Ralph Smith ABC privatization liquor law alcohol regulation Prohibition
Governor Bob McDonnell’s first town hall meeting on government reform was held in the chambers of the Roanoke County Board of Supervisors, in the backyard of state Senator Ralph Smith (R-22), a former mayor of Roanoke whose district encompasses all of Botetourt County, parts of Montgomery and Roanoke counties, and the cities of Radford and Salem. (The city of Roanoke is represented in the state senate by Democrat John Edwards.)

Smith introduced McDonnell at the start of the meeting. After the event ended, he spent a few minutes answering questions from the Charlottesville Libertarian Examiner.

Smith’s assessment of the town hall was positive.

Learning from the public
“I think we all learned by it,” he said. “I feel sure the Governor’s learned new angles by this. I certainly did.”

The senator was particularly impressed by the way Governor McDonnell handled difficult – if not hostile – questions from the audience.

On occasions like this, he said, “no one’s going to like everything you do.” McDonnell “did an excellent job of dealing with those issues which are pretty much in opposition from the direction he wants to go.” For that, Smith concluded, “he gets good credit.”

With regard to the specific question of McDonnell’s proposals for privatization of the sales and distribution of distilled spirits, Smith put on a positive face but was nonetheless noncommittal.

Wait and see on ABC
“I’m like probably a majority of the members of the General Assembly,” he explained, who want to “see more detail and expect to learn a little bit more in the next couple of days.”

Smith said of himself that “I’m a private-enterprise guy, so that kicks in, but I also realize that this is not a product like shoes and razor blades and everything else, when you’re dealing with alcohol,” suggesting that alcohol sales should be treated differently under the law than other consumer products.

Asked if he has a sense of what the General Assembly is thinking, Smith replied:

“Most everyone’s keeping their powder dry,” but he added that the opposition party – the Democrats, who have a majority in the state Senate – are unlikely to be supportive.

Still, Smith does not think support or opposition to these proposals will be driven entirely by partisanship.

“It’ll be back and forth,” he said, although “I think the partisanship will handicap it, somewhat.”

Rural-suburban split
What’s more likely is a rural-suburban split among legislators, depending on the constituencies they represent.

“You’re going to see some of that, clearly, yes,” he noted, pointing out that “Southwest Virginia is going to be the most conservative part of it.”

On the other hand, he said, “there are pockets around the Commonwealth,” which he identified as “the heavily populated areas, without naming the specifics,” where the transition will be welcomed by those who have seen free-market sales in other parts of the country.

At the same time, he expressed some concern that those other states serve as examples of where they “have one [liquor store] essentially on every corner.” In his own visits to other states he has seen “gaudiness” and thinks those stores are “pretty tacky visually.”

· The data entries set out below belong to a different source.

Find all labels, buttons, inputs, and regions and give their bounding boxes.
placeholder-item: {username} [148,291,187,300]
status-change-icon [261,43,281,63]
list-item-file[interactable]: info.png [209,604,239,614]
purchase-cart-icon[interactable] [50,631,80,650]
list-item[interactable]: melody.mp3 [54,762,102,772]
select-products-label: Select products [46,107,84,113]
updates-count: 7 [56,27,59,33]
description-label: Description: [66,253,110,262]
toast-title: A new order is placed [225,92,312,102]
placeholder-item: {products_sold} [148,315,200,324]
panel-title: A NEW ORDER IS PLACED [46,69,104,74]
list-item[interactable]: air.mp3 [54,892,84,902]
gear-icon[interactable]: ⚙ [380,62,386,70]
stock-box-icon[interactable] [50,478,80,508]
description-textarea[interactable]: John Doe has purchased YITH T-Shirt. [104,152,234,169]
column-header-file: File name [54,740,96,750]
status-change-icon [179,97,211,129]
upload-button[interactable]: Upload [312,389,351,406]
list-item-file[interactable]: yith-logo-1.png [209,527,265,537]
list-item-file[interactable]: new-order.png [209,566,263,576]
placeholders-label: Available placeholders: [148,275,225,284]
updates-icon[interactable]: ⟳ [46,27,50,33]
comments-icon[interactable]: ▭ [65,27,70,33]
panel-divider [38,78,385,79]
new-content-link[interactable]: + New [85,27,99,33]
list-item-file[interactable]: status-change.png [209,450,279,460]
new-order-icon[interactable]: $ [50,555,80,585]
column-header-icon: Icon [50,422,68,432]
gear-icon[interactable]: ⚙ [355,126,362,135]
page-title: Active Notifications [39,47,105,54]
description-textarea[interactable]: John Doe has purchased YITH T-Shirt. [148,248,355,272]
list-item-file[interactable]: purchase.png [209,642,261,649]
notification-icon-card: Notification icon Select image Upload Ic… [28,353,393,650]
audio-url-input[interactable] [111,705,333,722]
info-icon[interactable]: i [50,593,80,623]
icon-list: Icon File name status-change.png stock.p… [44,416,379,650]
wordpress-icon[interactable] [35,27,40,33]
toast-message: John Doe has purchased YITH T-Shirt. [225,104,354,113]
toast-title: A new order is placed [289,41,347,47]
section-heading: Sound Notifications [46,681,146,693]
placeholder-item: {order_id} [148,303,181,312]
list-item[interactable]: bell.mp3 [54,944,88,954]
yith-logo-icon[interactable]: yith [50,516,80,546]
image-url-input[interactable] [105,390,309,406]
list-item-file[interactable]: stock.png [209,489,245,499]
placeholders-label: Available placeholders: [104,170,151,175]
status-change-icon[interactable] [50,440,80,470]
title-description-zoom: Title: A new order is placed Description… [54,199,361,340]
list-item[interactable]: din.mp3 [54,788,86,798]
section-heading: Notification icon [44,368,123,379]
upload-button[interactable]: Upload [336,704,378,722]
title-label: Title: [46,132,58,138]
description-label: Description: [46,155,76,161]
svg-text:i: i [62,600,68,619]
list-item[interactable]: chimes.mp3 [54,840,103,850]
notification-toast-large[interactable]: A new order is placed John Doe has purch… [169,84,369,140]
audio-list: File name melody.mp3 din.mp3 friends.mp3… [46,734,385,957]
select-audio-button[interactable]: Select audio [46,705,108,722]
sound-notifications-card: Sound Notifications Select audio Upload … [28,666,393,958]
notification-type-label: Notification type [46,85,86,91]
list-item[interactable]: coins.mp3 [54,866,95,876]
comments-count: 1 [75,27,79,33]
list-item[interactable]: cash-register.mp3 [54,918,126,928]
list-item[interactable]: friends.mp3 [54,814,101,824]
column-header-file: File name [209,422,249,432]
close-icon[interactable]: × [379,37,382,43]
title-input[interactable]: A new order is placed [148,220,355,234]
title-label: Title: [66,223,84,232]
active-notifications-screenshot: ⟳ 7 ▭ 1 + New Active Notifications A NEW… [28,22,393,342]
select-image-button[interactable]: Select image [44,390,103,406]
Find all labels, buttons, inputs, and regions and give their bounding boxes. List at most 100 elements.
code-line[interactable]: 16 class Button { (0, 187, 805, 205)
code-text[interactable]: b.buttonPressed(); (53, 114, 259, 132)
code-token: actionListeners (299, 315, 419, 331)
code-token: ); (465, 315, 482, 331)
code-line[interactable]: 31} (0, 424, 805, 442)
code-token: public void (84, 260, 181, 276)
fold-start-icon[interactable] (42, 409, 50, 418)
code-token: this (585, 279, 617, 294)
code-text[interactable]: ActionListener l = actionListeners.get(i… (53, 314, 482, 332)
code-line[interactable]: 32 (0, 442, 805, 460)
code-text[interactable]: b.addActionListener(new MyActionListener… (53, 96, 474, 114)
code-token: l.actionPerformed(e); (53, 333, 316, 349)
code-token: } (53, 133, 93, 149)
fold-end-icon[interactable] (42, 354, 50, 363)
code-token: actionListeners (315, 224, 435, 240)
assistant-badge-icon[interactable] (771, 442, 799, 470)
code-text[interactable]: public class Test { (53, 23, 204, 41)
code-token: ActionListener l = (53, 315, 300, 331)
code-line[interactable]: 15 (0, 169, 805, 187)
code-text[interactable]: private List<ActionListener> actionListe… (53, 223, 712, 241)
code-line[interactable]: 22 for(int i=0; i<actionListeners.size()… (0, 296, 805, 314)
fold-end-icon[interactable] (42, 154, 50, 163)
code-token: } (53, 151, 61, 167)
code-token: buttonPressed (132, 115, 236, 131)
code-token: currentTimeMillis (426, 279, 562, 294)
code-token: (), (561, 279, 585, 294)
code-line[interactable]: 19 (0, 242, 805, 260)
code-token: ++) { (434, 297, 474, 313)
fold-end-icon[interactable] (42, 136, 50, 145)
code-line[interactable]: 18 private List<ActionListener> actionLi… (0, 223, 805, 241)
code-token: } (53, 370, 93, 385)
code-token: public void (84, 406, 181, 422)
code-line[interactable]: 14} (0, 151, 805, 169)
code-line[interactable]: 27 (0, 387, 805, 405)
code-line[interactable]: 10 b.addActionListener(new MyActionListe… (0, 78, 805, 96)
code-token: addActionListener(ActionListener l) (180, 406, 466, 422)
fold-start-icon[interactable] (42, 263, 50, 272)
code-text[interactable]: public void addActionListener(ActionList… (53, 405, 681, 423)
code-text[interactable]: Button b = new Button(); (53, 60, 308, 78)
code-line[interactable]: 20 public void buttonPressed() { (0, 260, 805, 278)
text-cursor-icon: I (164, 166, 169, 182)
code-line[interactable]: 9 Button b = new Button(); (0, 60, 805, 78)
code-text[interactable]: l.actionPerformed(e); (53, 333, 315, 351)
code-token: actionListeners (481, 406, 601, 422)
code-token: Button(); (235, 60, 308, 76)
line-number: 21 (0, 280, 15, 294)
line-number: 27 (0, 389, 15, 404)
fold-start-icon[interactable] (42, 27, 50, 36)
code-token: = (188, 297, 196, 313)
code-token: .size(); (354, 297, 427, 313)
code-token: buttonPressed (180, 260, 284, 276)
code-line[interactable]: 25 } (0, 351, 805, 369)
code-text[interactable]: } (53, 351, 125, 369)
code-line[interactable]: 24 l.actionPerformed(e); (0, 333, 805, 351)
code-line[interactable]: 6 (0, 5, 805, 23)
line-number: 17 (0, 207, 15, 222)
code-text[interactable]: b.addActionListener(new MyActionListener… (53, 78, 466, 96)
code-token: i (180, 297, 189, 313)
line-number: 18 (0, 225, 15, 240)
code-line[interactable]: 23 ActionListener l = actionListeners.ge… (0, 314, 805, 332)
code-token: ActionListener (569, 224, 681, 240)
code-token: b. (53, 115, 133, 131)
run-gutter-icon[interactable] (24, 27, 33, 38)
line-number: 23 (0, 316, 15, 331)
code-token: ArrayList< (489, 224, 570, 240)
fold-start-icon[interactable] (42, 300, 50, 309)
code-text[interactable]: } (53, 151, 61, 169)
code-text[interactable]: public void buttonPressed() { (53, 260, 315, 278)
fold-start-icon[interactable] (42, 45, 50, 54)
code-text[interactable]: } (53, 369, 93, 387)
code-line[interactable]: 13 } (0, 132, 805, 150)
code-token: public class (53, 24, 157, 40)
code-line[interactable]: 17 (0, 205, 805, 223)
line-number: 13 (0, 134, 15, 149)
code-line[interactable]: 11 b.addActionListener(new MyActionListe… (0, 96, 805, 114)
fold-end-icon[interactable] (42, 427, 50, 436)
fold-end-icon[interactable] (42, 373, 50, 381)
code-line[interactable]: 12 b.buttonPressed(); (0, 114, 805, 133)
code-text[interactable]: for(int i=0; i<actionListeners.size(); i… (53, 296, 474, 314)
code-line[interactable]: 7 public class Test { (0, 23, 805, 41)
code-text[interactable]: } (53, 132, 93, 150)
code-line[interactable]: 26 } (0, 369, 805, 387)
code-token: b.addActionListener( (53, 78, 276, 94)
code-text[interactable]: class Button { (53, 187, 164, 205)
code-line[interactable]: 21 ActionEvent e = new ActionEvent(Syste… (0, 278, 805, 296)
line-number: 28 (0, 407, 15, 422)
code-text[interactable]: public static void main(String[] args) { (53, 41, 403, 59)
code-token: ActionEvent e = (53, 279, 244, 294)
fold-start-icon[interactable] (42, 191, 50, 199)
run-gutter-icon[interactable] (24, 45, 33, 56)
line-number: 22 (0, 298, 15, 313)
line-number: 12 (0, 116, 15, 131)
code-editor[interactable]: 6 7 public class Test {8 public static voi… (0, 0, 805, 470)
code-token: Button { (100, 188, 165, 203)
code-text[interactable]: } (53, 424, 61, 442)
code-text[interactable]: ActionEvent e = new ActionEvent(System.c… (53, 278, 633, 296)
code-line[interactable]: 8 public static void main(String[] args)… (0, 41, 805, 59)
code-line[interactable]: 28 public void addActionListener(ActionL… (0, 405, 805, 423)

Still, he added, “I can’t imagine that it doesn’t encourage more alcohol consumption,” an assertion contradicted by studies such as one released last week by the Virginia Institute of Public Policy, and by some of the research done by economist Antony Davies, who was interviewed by the Charlottesville Libertarian Examiner last Thursday.

Publisher's note: This article was originally published on on August 9, 2010. The publishing platform was discontinued July 1, 2016, and its web site went dark on or about July 10, 2016.  I am republishing this piece in an effort to preserve it and all my other contributions to since April 6, 2010. It is reposted here without most of the internal links that were in the original.